Je pose mes fringues. Le blessé est à peu prés de ma taille et je lui chourave son grimpant.
— Maintenant, dis-je à Laura, vous allez m'entortiller la poitrine et la tête avec de la gaze.
Elle est aussi experte dans l'art du pansement que dans celui de l'abattage clandestin.
Lorsque le Mahousse radine, fringué en vaillant soldat de l'oncle Sam, je ressemble à une momie par l'hémisphère nord.
J'asperge mes bandages de mercurochrome. je me roule un peu dans la poussière de la route et me voici déguisé en guerrier, blessé.

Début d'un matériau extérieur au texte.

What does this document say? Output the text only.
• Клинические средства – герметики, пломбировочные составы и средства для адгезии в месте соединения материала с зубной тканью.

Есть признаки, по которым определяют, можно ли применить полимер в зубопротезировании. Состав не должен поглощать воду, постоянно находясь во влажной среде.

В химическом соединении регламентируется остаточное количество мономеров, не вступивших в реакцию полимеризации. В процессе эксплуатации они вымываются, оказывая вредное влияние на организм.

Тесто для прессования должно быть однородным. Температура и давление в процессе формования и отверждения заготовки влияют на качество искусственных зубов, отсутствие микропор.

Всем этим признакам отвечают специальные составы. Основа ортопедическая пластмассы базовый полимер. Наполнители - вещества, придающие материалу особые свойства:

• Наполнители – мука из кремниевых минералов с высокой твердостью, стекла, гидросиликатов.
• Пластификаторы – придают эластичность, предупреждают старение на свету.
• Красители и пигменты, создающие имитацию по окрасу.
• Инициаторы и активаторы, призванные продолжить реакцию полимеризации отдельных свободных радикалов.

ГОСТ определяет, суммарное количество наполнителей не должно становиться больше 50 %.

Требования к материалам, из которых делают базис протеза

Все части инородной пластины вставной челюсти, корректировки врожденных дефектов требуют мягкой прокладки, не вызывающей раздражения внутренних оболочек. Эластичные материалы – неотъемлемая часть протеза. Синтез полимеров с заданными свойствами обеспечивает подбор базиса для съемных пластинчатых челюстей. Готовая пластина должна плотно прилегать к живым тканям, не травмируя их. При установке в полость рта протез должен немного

Je glisse mon revolver dans ma poche et je me mets au volant.
— En route ! dis-je. Laura, nous vous larguerons à l'entrée de la ville, mais auparavant, confectionnez un de ces pansements dont vous avez le secret à mon ami. Arrangez-vous pour qu'il lui obstrue la bouche car Bérurier ne parle pas l'anglais. Lorsque vous serez descendue, mettez-vous rapidement en quête d'une voiture puisque nous ne pouvons plus compter sur celle de Lathuile. Faites vite. Au besoin, prenez un taxi, on s'arrangera après avec le chauffeur. Vous nous attendrez à la limite du camp, du côté de l'hôtel. Il se peut que nous ne revenions pas, auquel cas, il ne vous restera plus qu'à réciter des prières pour tout le monde.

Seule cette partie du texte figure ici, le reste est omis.